Las familias lamentaron que nunca verían a sus hijos graduarse de la escuela secundaria o la universidad. Nunca llegues a llevarlos por el pasillo. Nunca se regocijen de que tengan hijos propios.

“Ella nunca se quitó los frenos”, dijo Meghan Petty, la hermana de Alaina Petty. “Ella nunca recibió su primer beso”.

Los padres y cónyuges describieron sus hogares como intolerablemente silenciosos. “La noche ya no trae intimidad ni consuelo”, dijo Debra Hixon, esposa de Chris Hixon, director deportivo de la escuela, “solo el estruendo del silencio”.

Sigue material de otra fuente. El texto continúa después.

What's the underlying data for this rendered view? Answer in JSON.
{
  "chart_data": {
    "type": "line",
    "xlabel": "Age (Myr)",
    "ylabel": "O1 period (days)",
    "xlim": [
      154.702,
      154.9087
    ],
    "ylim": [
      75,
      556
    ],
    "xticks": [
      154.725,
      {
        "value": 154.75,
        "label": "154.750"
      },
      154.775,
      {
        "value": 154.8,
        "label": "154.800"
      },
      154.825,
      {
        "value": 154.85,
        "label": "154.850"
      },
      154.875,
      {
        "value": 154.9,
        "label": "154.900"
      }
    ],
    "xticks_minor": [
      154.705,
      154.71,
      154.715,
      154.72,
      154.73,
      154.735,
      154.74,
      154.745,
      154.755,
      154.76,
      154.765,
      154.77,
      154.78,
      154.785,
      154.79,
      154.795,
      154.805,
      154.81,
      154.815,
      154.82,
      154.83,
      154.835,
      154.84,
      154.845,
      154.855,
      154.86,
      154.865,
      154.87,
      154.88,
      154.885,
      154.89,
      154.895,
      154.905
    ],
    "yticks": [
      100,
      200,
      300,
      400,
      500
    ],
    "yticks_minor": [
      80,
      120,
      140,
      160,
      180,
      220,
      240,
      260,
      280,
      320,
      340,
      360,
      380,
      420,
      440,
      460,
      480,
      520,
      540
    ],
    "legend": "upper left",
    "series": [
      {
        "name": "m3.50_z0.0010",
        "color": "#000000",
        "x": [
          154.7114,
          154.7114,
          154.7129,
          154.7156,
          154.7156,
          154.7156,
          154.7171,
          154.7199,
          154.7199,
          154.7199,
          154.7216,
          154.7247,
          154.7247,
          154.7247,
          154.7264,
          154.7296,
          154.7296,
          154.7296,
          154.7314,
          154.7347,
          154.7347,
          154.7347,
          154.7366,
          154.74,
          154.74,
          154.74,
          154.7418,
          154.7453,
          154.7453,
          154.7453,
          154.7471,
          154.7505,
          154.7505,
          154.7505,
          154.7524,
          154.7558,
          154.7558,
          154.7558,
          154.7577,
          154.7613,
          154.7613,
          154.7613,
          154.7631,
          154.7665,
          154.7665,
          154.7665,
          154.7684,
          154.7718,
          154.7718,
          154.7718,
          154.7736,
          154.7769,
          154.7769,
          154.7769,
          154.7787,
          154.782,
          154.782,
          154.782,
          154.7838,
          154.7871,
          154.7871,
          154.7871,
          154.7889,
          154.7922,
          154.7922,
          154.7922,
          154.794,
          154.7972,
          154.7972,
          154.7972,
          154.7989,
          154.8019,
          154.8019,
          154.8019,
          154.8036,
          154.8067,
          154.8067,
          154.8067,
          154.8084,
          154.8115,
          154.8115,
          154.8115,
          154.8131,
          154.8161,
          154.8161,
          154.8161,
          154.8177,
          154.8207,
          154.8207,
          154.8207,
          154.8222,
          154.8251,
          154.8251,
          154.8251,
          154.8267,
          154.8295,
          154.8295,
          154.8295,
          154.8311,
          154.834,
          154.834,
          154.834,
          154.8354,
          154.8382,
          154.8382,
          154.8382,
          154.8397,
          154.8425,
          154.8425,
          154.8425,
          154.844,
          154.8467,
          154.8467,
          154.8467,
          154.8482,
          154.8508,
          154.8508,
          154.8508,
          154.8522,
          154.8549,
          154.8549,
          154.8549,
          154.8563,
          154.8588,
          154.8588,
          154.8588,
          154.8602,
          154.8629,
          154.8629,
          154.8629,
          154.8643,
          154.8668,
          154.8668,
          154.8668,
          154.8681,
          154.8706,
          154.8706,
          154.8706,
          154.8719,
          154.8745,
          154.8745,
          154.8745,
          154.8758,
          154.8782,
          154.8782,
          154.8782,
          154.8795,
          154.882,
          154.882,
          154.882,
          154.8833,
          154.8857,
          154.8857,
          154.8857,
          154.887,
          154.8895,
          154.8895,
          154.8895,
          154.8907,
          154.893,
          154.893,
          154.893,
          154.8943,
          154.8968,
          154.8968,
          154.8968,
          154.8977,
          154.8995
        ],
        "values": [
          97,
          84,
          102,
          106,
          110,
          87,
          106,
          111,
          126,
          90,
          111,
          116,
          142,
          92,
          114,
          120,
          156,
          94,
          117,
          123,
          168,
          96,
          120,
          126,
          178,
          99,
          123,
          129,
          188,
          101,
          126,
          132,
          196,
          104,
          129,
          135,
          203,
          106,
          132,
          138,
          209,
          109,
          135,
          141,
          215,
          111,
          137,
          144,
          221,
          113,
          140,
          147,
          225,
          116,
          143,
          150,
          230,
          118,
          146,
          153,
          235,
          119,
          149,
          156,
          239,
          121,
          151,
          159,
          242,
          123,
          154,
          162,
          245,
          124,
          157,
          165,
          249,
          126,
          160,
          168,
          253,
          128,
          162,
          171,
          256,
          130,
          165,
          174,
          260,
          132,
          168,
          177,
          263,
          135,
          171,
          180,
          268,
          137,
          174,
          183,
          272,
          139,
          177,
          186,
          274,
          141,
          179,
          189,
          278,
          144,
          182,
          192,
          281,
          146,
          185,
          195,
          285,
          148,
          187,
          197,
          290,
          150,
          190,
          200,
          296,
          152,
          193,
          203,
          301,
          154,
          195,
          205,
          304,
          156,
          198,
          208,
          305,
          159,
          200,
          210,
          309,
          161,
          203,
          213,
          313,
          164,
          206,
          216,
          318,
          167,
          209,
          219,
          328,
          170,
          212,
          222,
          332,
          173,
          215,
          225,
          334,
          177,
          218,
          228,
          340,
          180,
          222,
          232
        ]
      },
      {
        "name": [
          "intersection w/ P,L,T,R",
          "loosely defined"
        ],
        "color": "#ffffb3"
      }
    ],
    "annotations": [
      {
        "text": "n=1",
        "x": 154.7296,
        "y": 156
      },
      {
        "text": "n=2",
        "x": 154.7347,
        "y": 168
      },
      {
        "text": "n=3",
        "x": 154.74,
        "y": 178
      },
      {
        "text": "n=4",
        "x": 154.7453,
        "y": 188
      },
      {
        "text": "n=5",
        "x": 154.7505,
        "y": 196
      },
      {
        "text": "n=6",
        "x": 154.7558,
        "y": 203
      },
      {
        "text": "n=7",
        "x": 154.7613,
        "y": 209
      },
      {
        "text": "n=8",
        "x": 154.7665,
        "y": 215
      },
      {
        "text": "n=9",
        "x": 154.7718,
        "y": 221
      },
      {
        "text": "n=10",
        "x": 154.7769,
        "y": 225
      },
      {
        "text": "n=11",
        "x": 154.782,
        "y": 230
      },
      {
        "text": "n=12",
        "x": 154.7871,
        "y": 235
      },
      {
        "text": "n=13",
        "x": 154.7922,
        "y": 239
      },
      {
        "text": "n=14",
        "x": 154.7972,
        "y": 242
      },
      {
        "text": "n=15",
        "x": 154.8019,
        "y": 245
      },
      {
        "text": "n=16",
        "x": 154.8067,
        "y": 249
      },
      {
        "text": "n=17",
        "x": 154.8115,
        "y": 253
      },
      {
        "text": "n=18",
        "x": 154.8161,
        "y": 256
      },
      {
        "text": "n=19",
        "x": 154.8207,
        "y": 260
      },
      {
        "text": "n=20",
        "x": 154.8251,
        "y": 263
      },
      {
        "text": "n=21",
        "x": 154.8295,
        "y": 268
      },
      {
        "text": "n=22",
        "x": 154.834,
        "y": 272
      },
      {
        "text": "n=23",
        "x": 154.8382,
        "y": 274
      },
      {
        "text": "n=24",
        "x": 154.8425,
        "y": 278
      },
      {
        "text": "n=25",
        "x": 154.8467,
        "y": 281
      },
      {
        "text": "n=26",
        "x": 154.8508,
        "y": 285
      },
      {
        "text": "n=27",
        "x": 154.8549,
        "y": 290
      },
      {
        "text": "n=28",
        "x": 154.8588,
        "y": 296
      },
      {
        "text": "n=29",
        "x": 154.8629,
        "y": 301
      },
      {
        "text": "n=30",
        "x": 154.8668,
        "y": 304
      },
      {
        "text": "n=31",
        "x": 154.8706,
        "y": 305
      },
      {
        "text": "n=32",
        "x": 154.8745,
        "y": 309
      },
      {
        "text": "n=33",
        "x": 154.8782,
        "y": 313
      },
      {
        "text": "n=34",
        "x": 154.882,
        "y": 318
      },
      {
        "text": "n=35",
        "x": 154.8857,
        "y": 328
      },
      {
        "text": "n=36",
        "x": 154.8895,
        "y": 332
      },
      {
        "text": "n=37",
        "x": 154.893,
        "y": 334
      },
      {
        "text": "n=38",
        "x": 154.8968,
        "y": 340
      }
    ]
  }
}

Su hijo Corey Hixon, que tiene el síndrome de Kabuki, un raro trastorno genético, dijo simplemente de su padre: “¡Lo extraño!”.

Algunas personas estaban enojadas. El padre de Alyssa Alhadeff, el Dr. Ilan Alhadeff, gritó repetidamente entre lágrimas: “¡Esto no es normal!” Dijo que su esposa “ocasionalmente rocía el perfume de Alyssa solo para tratar de olerla”.

“Incluso duerme con la manta de Alyssa, cuatro años después”, agregó.

Algunos padres han tenido problemas para trabajar. Fred Guttenberg, el padre de Jaime Guttenberg, quien se ha convertido en un activista del control de armas, dijo que no ha podido mantener un trabajo normal y que su cruzada pública “ha hecho la vida más difícil para mi esposa y más difícil para mi hijo, y por eso, estoy perdón.”

“Esto me rompió”, dijo.

El tiroteo cambió su relación con su hijo, quien se suponía que esperaría a Jaime y la llevaría a casa después de la escuela ese día. En cambio, una vez que el Sr. Guttenberg se enteró de los disparos, le dijo a su hijo que huyera.

“Lucha con la realidad de que no pudo salvar a su hermana, y desearía haber sido él”, dijo. “Está enojado porque lo convencí de que se presentara”.

A medida que hablaba víctima tras víctima, muchas personas en la galería de la sala del tribunal lloraban. También lo hicieron varios abogados defensores.

Nicholas Bogel-Burroughs contribuyó con este reportaje.